В госпитале, как я ни старался прогнать все процедуры поскорее, пришлось потратить время до пятнадцати ноль-ноль. Но врачебную комиссию я прошел и соответствующий допуск к полетам получил. Уже веселее. Как там товарищ Сталин сказал: «Жить стало лучше, товарищи! Жить стало веселее!»
А ведь верно! Этот солнечный май 1943 года явно показывает всему советскому народу – жить явно стало лучше. А немцев бить стали веселее. Погодите, гады! Еще вам на Курской дуге рога обломают – обхохочетесь! И я, если успею, в этом веселье поучаствую. Уж я эту веселуху никоим образом пропускать не собираюсь.
Мое хорошее настроение еще больше поднял красивый вид молодого офицера-летчика, которого я увидел в зеркале маленького швейного ателье. Облаченный в новенький, прямо с иголочки, мундир, офицер довольно лыбился узкоглазому татарину-закройщику. У того, кстати, глаза и вовсе превратились в щелки от довольной улыбки. Костюмчик, как это сформулируют позже, сидел! Как влитой сидел! Мне очень понравилось. Правильно сделал Верховный, что вернулся к традициям русской армии и военной формы. Мне лично царская офицерская форма времен Первой мировой, да еще с двумя ремнями портупеи, всегда очень нравилась. Настоящая мужская форма – красивая, достойная и щегольская! И фуражки тогда были куда как хороши. Я вспомнил аэродромы, введенные Пашей-мерседесом, бр-р-р!
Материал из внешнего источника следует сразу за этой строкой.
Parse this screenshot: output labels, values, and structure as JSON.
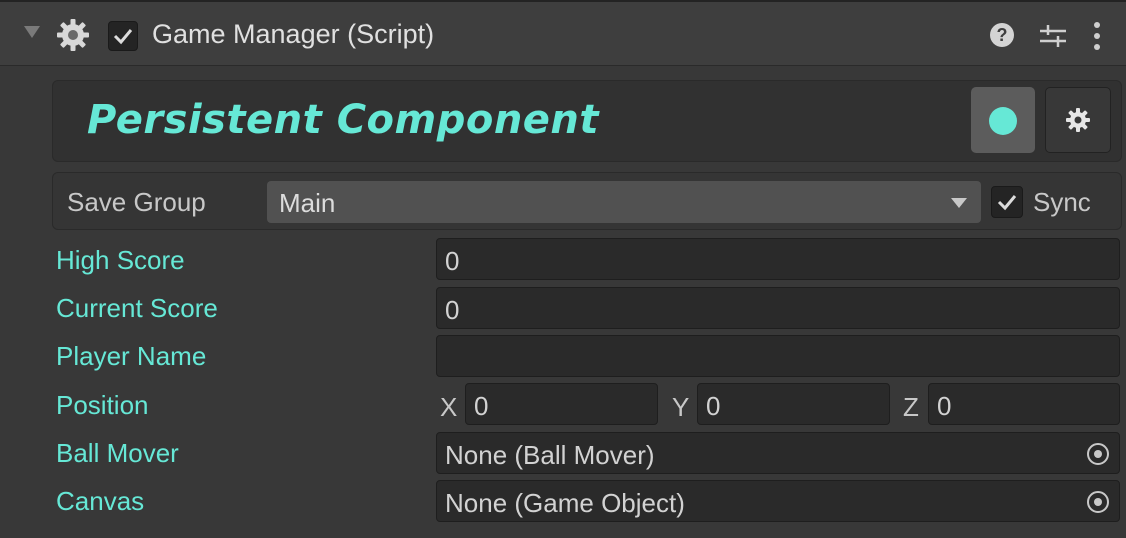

Я полностью рассчитался за пошив мундира, сунул закройщику бутылку коньяка в знак благодарности. Тот начал было, но я его пресек – от души подарок, прими, не обижай. Чтобы мундир не помять, решил домой идти в нем. Форму мне упаковали в аккуратный тючок, и я, распрощавшись, отбыл к себе в студию.
А там уже надрывался телефон. Он продолжал звенеть, пока я крупной рысью гнал через три ступеньки вверх, звенел, пока я судорожно искал ключ, брякал, сволочь, когда я этот ключ провернул в замке, и замолк, паразит, когда я распахнул дверь настежь.